Track, rank and evaluate open LLMs and chatbots
Evaluate RAG systems with visual analytics
Explore and visualize diverse models
Evaluate reward models for math reasoning
View NSQL Scores for Models
Compare audio representation models using benchmark results
Visualize model performance on function calling tasks
Analyze model errors with interactive pages
Display leaderboard for earthquake intent classification models
Measure over-refusal in LLMs using OR-Bench
Merge machine learning models using a YAML configuration file
View LLM Performance Leaderboard
Determine GPU requirements for large language models
The Open LLM Leaderboard is a comprehensive tool designed to track, rank, and evaluate open-source Large Language Models (LLMs) and chatbots. It provides a transparent and standardized platform to compare models based on various benchmarks and metrics, helping developers, researchers, and users make informed decisions. By focusing on performance, efficiency, and capabilities, the Leaderboard serves as a go-to resource for understanding the evolution and advancements in the field of LLMs.

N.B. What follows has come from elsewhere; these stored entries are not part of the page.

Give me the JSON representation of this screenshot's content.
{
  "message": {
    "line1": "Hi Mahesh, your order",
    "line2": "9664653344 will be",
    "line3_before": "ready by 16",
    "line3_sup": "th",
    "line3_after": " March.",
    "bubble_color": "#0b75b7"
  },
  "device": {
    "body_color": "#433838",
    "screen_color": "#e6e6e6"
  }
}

What metrics are used to rank LLMs? The Leaderboard uses a variety of metrics, including performance benchmarks, speed, memory usage, and specific task accuracy to ensure a holistic evaluation of each model.
Can I compare custom or non-listed models? Yes, the platform allows users to input custom models for comparison, providing flexibility for researchers and developers working on niche or proprietary LLMs.
How often is the Leaderboard updated? The Leaderboard is updated regularly to reflect new releases and improvements in existing models, ensuring users always have access to the latest information.